Synopsis: A personal question about how someone can realize his full creative potential leads an independent filmmaker across the United States in search of answers. His journey takes him into the lives and homes of some of today’s most accomplished and illuminating artists questioning artistic individuality, risk, and the definition of success.
Revealing conversations with actor Brian Cox, jazz legend McCoy Tyner, and many more working artists of all disciplines are woven together in this compelling exploration of the value and often surprisingly personal process of creativity.
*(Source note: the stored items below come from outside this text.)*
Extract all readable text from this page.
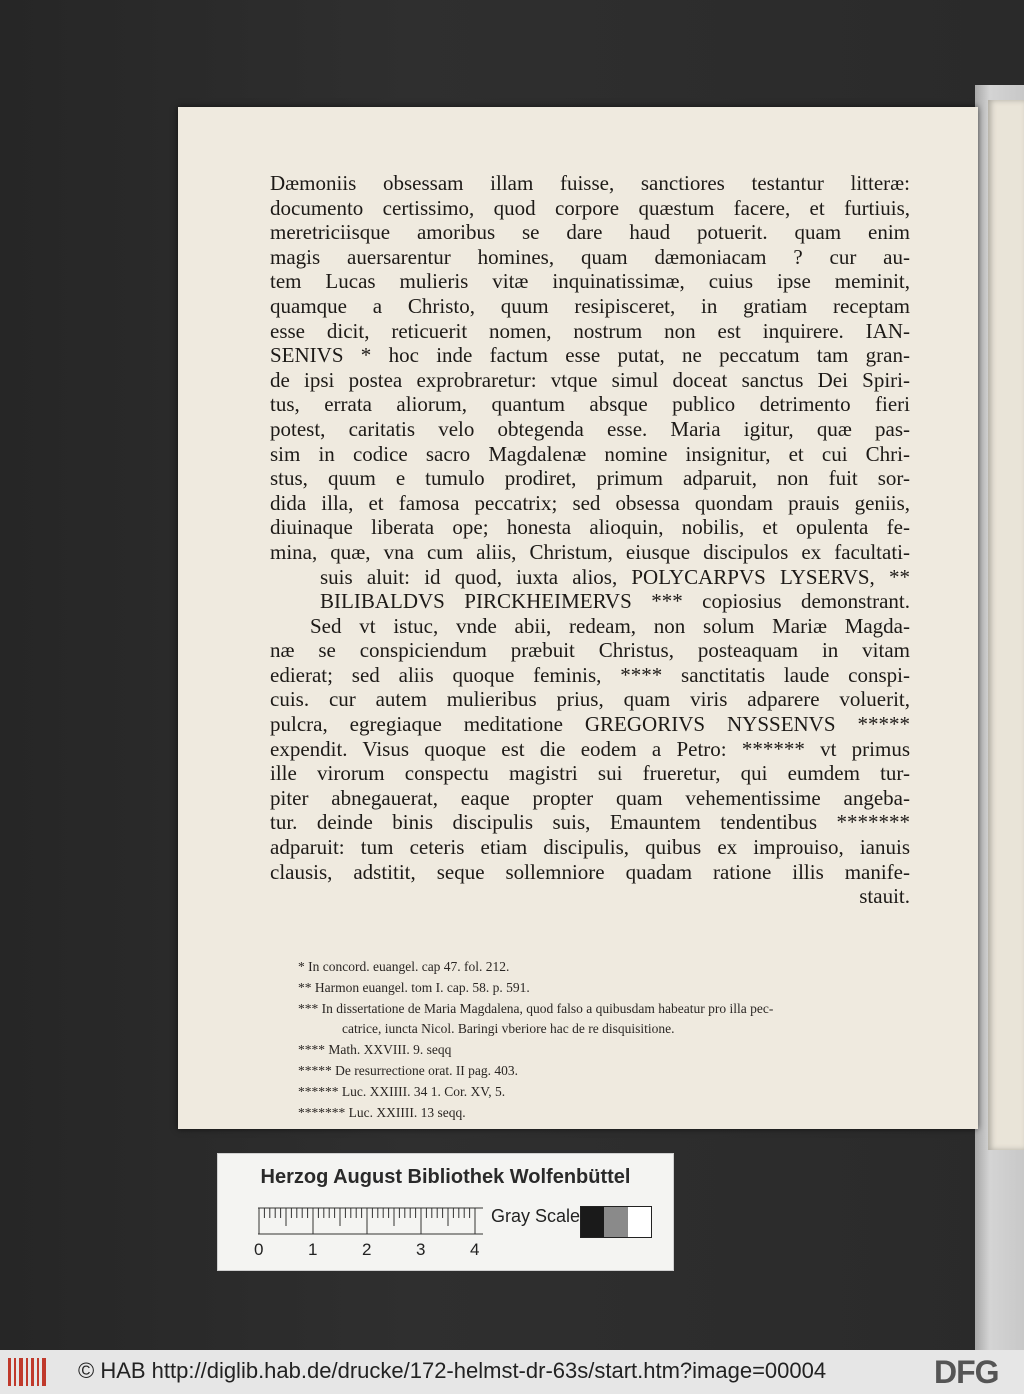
Dæmoniis obsessam illam fuisse, sanctiores testantur litteræ:
documento certissimo, quod corpore quæstum facere, et furtiuis,
meretriciisque amoribus se dare haud potuerit. quam enim
magis auersarentur homines, quam dæmoniacam ? cur au-
tem Lucas mulieris vitæ inquinatissimæ, cuius ipse meminit,
quamque a Christo, quum resipisceret, in gratiam receptam
esse dicit, reticuerit nomen, nostrum non est inquirere. IAN-
SENIVS * hoc inde factum esse putat, ne peccatum tam gran-
de ipsi postea exprobraretur: vtque simul doceat sanctus Dei Spiri-
tus, errata aliorum, quantum absque publico detrimento fieri
potest, caritatis velo obtegenda esse. Maria igitur, quæ pas-
sim in codice sacro Magdalenæ nomine insignitur, et cui Chri-
stus, quum e tumulo prodiret, primum adparuit, non fuit sor-
dida illa, et famosa peccatrix; sed obsessa quondam prauis geniis,
diuinaque liberata ope; honesta alioquin, nobilis, et opulenta fe-
mina, quæ, vna cum aliis, Christum, eiusque discipulos ex facultati-
suis aluit: id quod, iuxta alios, POLYCARPVS LYSERVS, **
BILIBALDVS PIRCKHEIMERVS *** copiosius demonstrant.
Sed vt istuc, vnde abii, redeam, non solum Mariæ Magda-
næ se conspiciendum præbuit Christus, posteaquam in vitam
edierat; sed aliis quoque feminis, **** sanctitatis laude conspi-
cuis. cur autem mulieribus prius, quam viris adparere voluerit,
pulcra, egregiaque meditatione GREGORIVS NYSSENVS *****
expendit. Visus quoque est die eodem a Petro: ****** vt primus
ille virorum conspectu magistri sui frueretur, qui eumdem tur-
piter abnegauerat, eaque propter quam vehementissime angeba-
tur. deinde binis discipulis suis, Emauntem tendentibus *******
adparuit: tum ceteris etiam discipulis, quibus ex improuiso, ianuis
clausis, adstitit, seque sollemniore quadam ratione illis manife-
stauit.
* In concord. euangel. cap 47. fol. 212.
** Harmon euangel. tom I. cap. 58. p. 591.
*** In dissertatione de Maria Magdalena, quod falso a quibusdam habeatur pro illa pec-
catrice, iuncta Nicol. Baringi vberiore hac de re disquisitione.
**** Math. XXVIII. 9. seqq
***** De resurrectione orat. II pag. 403.
****** Luc. XXIIII. 34 1. Cor. XV, 5.
******* Luc. XXIIII. 13 seqq.
Herzog August Bibliothek Wolfenbüttel
0	1	2	3	4
Gray Scale
© HAB http://diglib.hab.de/drucke/172-helmst-dr-63s/start.htm?image=00004	DFG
Written and Directed by: Steven Fischer
Producers: Steven Fischer & Diane Leigh Davison
Directors of Photography: Chris Cassidy, Phil Rosensteel, & Scott Uhlfelder
Serious Jest: (Time Filler) I have to admit, I wanted to shut this documentary off for the first 3 minutes or so. It’s very dry, with mundane (even dreary) settings, and Fischer’s voice and smug (or is it nerdy? or both? I can’t quite place it) affect just kind of annoy me. Also, the only person interviewed that I immediately recognized was Cox. However, the ultimate questions posed are excellent (although the ways that they are phrased are not always optimal), the responses were mostly insightful and interesting, and the credentials of those being interviewed are impressive. I recommend this short film to anyone who is pursuing any kind of career in any aspect of entertainment…in fact, I recommend this for anyone who is at a crossroads in any career, and facing issues of defining and achieving success, as well as risk v. reward. In short, this documentary is a chance to glean insight and wisdom from older, experienced, and accomplished people in various aspects of entertainment. I wish Fischer had hired a more dynamic interviewer, or excluded an interviewer altogether by cutting from clip-to-clip of the different subjects. In the end, however, the final product is worth the 33 minutes to watch it. I was inspired.